L’avocat des victimes a commencé par justifier les évolutions des déclarations de la victime tout au long de la procédure. Ce n’est que lors de sa dernière audition, alors qu’il avait la certitude de partir intégrer l’armée en métropole, qu’il a donné tous les détails de la scène sordide. En état de sidération, il se souvient très bien avoir fait semblant de dormir lorsque le prêtre l’a agressé. La plaidoirie s’est également attardée sur cette “affection disproportionnée et déplacée” de la part d’un homme qui s’est “imposé dans cette famille comme Machiavel“, a déclaré l’avocat des deux victimes, qui a présenté ses demandes de dommages et intérêts par écrit au président.

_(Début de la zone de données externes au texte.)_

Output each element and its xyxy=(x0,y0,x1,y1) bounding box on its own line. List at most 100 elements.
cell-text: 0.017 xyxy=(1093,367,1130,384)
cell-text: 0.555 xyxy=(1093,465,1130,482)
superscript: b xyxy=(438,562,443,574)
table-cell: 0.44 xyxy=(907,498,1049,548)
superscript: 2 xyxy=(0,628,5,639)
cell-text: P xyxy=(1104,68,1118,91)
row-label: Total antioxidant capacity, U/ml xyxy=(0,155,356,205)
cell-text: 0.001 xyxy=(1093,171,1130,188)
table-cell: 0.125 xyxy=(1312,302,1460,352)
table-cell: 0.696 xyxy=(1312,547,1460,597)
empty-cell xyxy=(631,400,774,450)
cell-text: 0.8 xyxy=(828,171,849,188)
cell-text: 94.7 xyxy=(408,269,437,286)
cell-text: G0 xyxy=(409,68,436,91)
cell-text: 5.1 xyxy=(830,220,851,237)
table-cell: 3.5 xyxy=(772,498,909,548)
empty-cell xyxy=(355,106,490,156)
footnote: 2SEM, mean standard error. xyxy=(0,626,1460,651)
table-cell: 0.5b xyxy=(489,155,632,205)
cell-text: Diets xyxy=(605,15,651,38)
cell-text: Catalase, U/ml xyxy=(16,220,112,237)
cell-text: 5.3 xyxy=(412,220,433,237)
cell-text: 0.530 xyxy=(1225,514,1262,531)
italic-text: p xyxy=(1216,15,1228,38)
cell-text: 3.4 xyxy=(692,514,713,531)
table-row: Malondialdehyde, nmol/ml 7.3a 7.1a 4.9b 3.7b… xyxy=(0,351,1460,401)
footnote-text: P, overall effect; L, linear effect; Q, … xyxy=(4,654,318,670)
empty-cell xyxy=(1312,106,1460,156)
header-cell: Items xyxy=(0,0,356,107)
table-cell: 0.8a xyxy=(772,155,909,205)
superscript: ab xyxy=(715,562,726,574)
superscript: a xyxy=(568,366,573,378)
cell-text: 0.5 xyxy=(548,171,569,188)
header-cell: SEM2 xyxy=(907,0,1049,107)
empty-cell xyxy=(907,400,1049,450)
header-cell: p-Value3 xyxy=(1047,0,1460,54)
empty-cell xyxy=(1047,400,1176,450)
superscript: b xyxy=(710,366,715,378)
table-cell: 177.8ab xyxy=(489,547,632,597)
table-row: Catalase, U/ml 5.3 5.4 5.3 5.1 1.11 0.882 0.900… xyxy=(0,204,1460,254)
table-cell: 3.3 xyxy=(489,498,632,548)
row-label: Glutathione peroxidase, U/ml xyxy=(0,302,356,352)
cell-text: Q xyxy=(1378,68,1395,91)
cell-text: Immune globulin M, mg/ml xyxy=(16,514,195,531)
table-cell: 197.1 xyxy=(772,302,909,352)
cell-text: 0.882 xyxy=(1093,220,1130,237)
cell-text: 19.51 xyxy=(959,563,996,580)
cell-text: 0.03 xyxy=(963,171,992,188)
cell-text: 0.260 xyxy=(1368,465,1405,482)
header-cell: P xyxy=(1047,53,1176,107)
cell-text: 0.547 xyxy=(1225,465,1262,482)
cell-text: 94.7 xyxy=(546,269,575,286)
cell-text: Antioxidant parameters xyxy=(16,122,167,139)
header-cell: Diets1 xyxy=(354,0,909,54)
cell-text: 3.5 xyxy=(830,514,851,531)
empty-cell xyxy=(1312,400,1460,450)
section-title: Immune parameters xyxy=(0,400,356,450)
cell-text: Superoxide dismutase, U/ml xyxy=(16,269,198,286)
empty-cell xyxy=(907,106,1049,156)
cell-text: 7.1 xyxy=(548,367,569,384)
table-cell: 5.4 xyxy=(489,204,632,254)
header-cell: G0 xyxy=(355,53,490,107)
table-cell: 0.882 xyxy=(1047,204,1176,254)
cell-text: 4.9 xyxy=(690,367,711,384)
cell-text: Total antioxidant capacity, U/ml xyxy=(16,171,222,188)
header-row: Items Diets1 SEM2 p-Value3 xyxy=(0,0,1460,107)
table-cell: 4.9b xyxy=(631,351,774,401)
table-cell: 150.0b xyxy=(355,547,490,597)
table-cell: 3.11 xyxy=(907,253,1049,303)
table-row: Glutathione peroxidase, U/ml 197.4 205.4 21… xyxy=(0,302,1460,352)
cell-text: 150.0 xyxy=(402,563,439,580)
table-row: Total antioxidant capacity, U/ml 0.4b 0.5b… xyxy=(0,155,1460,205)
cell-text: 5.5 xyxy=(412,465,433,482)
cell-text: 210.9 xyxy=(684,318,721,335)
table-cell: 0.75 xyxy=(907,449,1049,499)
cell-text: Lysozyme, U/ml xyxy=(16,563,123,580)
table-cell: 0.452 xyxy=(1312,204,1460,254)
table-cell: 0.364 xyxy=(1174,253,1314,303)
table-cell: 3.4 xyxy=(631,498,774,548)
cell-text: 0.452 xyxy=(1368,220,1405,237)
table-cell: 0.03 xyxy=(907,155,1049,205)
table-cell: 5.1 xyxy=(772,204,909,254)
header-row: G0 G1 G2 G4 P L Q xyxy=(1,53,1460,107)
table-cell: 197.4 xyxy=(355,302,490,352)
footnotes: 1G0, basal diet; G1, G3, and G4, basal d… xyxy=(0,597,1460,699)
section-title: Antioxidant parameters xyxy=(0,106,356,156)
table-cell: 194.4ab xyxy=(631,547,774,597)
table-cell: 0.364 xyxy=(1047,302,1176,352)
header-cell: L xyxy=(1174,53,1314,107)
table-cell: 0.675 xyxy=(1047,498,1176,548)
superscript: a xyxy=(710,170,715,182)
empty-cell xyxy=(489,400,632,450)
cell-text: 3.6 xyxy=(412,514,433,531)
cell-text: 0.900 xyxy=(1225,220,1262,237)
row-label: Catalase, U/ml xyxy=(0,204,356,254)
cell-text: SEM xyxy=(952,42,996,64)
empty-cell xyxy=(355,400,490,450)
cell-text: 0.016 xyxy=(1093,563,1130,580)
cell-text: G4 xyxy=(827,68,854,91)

La citation complète du procureur est : “Même si cela nous titille, nous ne sommes pas là pour juger une faute morale”. Il n’est pas non plus question de l’homosexualité du prêtre, ni même de la manière dont il n’a pas respecté son vœu d’abstinence. “Ce que nous jugeons, c’est une agression sexuelle commise par un homme qui ment, qui dissimule et manipule”. Il requiert une peine de trois ans de prison avec sursis.

Parole contre parole

L’avocat de l’ancien homme d’Église met, comme prévu, en avant les contradictions des différents témoignages de la victime, en attaquant vivement le président du tribunal à qui il reproche d’avoir mené une instruction uniquement à charge. Il rappelle lui aussi qu’il n’est pas question ici d’homosexualité, ni même de relation consentie. Son client a toujours nié. Après avoir critiqué le magistrat principal, il critique également les enquêteurs qu’il qualifie “d’hystériques“. “Nous sommes dans une situation de pure parole contre parole“, dit-il, avant de remettre au juge une pétition signée par 327 paroissiens demandant le retour du curé. Après une longue série de témoignages en faveur du prévenu, il demande tout simplement la relaxe de son client.

Le délibéré sera rendu le 17 octobre.